Three fatal drug overdoses in Baker City in the past six months were tied to counterfeit opioid pills laced with fentanyl, a powerful painkiller, local officials said in a press release on Monday, May 3.

The joint release was from the Baker County Narcotics Enforcement Team and New Directions Northwest Mental Health and Crisis Response Partners.

The fentanyl-laced pills are sometimes called “blues” or M30’s,” according to the press release.

“While we recognize there are a variety of reasons for drug use we want to remind the public that we will actively pursue and prosecute individuals and/or organizations that continue to distribute dangerous narcotics to community members,” said Lt. Ty Duby of the Baker City Police. “We also want to remind folks that one can be held criminally liable for a death if they were the supplier of that substance.

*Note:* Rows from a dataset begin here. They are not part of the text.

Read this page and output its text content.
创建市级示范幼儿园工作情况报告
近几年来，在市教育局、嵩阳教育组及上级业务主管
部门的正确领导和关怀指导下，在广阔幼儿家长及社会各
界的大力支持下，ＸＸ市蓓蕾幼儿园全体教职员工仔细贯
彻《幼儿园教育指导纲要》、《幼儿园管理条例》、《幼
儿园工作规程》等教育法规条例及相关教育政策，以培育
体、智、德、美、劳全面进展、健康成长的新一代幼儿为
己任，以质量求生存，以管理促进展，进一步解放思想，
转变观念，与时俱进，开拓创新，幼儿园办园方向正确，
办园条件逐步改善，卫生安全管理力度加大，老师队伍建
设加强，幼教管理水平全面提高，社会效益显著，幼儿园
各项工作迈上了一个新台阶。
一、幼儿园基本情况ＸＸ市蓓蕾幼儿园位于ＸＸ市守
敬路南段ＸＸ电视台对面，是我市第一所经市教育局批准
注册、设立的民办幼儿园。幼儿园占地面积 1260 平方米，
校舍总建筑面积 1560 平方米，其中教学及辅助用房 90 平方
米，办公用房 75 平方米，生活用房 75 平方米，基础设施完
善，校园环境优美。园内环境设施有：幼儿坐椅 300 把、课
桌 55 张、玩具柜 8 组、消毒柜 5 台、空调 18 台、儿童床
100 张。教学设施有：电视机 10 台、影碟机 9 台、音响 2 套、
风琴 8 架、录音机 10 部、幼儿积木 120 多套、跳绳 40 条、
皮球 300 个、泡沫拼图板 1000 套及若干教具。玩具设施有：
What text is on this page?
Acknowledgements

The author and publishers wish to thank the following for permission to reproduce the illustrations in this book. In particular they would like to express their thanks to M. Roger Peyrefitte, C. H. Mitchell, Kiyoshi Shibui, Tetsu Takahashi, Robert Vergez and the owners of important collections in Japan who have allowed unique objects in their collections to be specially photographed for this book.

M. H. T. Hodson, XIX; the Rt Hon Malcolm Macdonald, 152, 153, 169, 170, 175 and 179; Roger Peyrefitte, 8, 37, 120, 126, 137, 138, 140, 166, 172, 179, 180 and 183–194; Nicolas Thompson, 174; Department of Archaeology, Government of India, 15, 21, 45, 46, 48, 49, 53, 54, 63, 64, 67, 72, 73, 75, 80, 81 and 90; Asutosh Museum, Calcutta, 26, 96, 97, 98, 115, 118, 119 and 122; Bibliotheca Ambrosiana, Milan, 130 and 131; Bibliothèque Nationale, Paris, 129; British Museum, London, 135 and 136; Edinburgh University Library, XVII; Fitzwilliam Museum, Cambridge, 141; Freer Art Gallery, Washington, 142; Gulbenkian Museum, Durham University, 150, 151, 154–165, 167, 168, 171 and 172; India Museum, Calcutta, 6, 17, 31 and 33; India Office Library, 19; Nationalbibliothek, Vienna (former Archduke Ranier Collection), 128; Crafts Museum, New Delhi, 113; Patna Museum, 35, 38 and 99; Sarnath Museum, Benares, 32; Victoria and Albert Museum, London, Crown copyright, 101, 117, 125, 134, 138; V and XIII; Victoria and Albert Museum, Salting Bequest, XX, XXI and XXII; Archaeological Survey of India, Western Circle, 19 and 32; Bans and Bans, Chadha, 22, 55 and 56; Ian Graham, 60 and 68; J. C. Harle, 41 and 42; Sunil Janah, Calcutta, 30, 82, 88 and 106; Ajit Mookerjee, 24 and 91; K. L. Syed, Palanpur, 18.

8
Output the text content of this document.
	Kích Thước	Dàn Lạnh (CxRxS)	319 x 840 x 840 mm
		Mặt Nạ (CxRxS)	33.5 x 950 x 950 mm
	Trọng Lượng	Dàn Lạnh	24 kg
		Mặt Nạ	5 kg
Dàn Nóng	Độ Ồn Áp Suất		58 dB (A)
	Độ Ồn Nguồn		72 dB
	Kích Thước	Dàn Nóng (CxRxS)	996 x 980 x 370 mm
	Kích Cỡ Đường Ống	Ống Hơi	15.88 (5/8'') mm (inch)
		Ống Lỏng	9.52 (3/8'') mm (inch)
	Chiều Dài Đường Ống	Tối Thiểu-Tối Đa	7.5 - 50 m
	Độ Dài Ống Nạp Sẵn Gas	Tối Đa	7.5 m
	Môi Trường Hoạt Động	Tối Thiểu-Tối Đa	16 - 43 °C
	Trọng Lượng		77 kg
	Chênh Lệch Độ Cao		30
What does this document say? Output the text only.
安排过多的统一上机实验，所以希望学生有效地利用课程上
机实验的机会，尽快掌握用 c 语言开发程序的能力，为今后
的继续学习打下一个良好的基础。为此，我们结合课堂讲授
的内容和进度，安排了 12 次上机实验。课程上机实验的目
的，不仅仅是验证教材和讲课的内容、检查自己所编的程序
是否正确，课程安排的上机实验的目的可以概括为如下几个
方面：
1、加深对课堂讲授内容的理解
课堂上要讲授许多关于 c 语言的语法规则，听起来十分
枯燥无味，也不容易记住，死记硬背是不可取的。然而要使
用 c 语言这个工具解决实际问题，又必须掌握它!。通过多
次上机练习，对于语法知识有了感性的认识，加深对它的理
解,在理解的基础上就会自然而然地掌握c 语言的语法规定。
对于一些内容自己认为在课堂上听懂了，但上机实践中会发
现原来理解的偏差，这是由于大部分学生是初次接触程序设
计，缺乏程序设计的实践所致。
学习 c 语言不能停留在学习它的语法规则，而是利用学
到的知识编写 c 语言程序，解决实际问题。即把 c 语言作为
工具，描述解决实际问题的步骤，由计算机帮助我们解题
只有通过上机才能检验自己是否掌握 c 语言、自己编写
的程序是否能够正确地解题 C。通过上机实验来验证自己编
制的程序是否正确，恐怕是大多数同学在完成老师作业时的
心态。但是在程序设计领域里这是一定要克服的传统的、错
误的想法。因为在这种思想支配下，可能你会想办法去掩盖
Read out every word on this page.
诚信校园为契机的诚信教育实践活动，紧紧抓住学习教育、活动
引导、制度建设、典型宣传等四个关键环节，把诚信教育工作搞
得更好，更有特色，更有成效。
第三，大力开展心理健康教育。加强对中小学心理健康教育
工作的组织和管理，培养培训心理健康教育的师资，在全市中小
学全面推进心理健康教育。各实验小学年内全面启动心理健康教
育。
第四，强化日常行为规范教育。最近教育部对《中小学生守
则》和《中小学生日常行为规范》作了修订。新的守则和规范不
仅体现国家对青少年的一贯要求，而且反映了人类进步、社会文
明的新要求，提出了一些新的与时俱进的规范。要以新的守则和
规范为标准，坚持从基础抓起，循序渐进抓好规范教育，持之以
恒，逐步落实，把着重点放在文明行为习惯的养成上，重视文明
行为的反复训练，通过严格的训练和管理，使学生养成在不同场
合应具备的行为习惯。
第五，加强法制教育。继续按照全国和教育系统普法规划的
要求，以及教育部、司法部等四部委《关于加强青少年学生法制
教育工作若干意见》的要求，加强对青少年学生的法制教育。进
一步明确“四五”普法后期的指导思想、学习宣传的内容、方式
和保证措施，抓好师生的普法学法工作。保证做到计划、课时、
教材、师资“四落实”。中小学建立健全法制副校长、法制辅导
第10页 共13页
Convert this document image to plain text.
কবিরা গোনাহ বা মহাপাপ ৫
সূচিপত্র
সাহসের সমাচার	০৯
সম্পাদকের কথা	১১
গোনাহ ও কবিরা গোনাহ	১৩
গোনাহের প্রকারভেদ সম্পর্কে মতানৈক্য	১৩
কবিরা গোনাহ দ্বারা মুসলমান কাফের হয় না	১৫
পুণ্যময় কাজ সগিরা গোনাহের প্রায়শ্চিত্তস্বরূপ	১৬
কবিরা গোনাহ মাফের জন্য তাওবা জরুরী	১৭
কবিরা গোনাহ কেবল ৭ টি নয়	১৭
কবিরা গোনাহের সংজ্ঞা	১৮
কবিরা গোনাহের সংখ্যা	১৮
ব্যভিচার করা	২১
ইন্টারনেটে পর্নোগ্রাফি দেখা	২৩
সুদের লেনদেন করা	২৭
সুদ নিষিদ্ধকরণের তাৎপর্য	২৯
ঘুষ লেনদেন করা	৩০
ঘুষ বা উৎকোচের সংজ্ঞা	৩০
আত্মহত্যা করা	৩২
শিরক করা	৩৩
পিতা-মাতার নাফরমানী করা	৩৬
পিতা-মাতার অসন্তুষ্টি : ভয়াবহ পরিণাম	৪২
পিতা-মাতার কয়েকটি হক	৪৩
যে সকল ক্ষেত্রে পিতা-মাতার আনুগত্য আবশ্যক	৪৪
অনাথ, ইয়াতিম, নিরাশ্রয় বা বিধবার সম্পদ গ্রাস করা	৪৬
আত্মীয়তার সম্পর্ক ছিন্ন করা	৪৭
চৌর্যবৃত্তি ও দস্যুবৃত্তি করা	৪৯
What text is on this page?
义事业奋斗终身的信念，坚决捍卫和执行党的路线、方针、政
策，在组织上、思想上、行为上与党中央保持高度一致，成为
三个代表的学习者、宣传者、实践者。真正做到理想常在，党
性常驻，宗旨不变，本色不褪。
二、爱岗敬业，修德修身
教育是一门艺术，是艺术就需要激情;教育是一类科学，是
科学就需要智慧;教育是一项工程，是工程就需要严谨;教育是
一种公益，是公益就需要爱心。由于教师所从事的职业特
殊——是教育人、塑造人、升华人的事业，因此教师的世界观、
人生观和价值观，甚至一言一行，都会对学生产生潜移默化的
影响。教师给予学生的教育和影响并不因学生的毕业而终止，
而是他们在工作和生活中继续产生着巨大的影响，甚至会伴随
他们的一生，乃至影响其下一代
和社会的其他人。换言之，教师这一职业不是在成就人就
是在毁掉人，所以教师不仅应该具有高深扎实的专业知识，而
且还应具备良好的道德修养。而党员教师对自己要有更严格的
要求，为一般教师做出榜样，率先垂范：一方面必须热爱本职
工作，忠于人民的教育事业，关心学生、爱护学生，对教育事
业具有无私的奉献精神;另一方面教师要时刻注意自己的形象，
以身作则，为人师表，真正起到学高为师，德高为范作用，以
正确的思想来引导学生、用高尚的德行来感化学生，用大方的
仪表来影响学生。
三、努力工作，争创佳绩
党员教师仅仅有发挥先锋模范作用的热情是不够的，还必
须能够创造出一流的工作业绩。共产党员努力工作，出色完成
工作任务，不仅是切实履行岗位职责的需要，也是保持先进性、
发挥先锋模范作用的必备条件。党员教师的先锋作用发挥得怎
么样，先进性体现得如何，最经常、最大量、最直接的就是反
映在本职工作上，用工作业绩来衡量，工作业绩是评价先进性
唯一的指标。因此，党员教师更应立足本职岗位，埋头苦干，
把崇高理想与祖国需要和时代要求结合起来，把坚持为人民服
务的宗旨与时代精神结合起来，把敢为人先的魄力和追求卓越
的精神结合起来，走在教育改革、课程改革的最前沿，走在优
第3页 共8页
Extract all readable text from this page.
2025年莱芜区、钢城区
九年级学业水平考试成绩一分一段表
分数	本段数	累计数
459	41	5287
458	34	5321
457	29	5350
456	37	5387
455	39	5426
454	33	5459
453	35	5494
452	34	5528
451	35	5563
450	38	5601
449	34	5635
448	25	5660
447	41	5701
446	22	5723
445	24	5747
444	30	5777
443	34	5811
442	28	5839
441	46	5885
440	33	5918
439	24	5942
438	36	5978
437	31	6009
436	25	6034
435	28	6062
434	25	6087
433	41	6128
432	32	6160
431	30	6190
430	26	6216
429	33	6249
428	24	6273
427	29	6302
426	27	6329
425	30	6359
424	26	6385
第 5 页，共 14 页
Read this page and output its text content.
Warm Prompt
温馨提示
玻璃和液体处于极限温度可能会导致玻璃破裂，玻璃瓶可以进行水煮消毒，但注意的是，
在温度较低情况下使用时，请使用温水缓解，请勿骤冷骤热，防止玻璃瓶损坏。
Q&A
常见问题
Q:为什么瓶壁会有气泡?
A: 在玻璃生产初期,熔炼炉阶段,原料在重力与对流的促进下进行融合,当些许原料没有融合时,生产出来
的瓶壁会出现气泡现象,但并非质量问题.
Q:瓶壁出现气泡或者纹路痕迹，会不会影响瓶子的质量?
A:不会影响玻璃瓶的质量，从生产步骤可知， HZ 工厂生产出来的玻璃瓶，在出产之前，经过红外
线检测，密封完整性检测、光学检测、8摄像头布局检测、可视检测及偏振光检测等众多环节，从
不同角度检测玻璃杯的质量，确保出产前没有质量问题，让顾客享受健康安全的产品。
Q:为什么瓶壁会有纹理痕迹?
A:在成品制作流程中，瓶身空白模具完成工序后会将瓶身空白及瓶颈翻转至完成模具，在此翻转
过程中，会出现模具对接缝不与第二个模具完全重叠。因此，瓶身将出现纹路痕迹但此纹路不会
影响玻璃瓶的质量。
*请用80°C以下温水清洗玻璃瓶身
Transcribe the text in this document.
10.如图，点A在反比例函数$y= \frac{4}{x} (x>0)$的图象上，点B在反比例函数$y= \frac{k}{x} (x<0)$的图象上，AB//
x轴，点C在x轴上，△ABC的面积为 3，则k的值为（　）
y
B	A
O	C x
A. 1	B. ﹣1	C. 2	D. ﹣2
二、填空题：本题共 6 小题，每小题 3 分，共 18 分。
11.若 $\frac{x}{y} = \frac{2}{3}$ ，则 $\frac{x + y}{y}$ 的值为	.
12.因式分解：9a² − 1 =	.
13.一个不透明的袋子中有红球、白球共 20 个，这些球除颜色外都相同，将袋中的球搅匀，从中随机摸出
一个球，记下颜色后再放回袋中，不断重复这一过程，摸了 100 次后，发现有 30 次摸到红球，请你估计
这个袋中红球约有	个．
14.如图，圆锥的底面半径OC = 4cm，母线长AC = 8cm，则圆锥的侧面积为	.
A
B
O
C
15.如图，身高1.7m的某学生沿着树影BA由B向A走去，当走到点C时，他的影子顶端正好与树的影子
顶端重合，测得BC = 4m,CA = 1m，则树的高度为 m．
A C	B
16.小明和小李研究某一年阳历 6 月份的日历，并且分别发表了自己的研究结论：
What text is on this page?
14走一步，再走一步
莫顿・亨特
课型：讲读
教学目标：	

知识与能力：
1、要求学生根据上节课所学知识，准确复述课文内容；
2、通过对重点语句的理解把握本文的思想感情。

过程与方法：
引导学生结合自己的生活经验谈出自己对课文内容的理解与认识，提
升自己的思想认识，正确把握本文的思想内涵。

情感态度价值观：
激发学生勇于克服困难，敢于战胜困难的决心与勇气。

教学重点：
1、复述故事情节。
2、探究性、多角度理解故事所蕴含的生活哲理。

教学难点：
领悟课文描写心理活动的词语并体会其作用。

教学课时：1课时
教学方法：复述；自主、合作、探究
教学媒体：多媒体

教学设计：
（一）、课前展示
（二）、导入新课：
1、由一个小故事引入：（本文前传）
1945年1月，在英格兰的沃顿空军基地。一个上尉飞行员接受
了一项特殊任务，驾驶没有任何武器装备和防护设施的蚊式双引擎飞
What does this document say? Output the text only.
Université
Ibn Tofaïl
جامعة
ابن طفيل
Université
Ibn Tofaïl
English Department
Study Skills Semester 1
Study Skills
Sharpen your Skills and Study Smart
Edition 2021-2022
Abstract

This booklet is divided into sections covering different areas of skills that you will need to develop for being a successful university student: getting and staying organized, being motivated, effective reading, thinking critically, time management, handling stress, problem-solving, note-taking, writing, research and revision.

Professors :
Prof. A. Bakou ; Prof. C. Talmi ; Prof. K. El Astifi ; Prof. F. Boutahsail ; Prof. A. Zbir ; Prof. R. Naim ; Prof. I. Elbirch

“Our team currently sees methamphetamine and heroin, laced with fentanyl, as the number one drug problem in the Baker City area,” Duby said. “We do see pill use in the form of Oxycodone pills. We also have seen locally the blue pills that are most likely manufactured in Mexico made to look like oxy 30’s and they also have some fentanyl mixed in.”

Although Baker City Police officers and Baker City Fire Department paramedics carry Narcan, which can prevent overdoses by blocking the toxic effects of opioids, during the past year one person who was saved by Narcan was found dead two days later from another overdose, according to the press release.

“We want individuals who use heroin or oxy 30 pills to know what’s truly in it,” Duby said. “Information on the street and lab tests are showing that more often than not the heroin also contains a certain amount of fentanyl. In the last six months Baker City Police have responded to three known overdose deaths involving suspected heroin containing fentanyl. We are seeing certain individuals repeatedly overdosing.”

According to the press release, fentanyl is a synthetic opioid that’s up to 50 times more potent than heroin. Even amounts as small as two milligrams — the size of two grains of table salt — is a fatal dose for most people.

New Directions Northwest CEO Shari Selander said members of its Mobile Crisis Response Team, which works with emergency responders during overdoses and other crisis events, have seen an increase during the pandemic in people feeling hopeless.

“Yet, rather than seeking help, which is available, some are self-medicating, and unfortunately, checking out,” Selander said. “We need to end this. We need to get people the help they need, when they need it. Either through crisis response, in the moment of an event, along with the use of Naloxone (Narcan), or medical detox and crisis stabilization, or through prevention, with mental health services, and/or group therapy.”

Selander said a communitywide effort is needed to spread the word about the dangers of pills and drugs containing fentanyl.

New Directions Northwest has naloxone/Narcan kits available for free. Selander urges anyone who needs help with drug addiction to call New Directions at 541-523-7400. A 24-hour crisis hotline is also available by calling 541-519-7126. If an overdose is suspected, 911 should be called immediately to obtain medical assistance.

“There is no shame in seeking help, we have professionals within our community that can make a difference, we want to save lives, and everyone matters,” Selander said. “We are fortunate to live in a community that cares and supports each other, so make a call when red flags are raised.”

Signs and symptoms of an overdose

You can identify an opioid overdose by a combination of three symptoms known as the opioid triad. The triad consists of:

• Pinpoint pupils

• Unconsciousness

• Respiratory depression

Additional signs and symptoms:

• Unresponsiveness

• Awake, but unable to talk

• Body is very limp

• Face is pale or clammy

• Blue lips, fingernails, and skin

• For lighter skinned people, the skin tone turns bluish purple; for darker skinned people, the skin tone turns grayish or ashen

• Breathing is very slow and shallow, irregular or has stopped

• Pulse is slow, erratic or not there at all

• Choking sounds or a snore-like gurgling noise (sometimes called the “death-rattle”)

• Vomiting

Steps to take for opioid overdose victims

• Call 911 immediately, report a drug overdose, and give the street address and location of the victim. If there are other persons available, send someone to wait in the street for the ambulance and guide the emergency medical technicians to the victim.

• Try to rouse the victim by speaking loudly, pinching, or rubbing your knuckles vigorously up and down the sternum (the bony part in the middle of the chest).

• Make sure the victim is breathing. If not, administer rescue breathing (mouth-to-mouth) by pinching the victim’s nose shut and blowing into the mouth. Lay the victim on their side after they have resumed breathing on their own.

• Administer an opioid antagonist, such as Naloxone (Narcan), if you have it and know how to use it.

• Stay with the victim until help arrives, and act quickly to administer rescue breathing if they stop breathing. Encourage the victim to cooperate with the ambulance crew.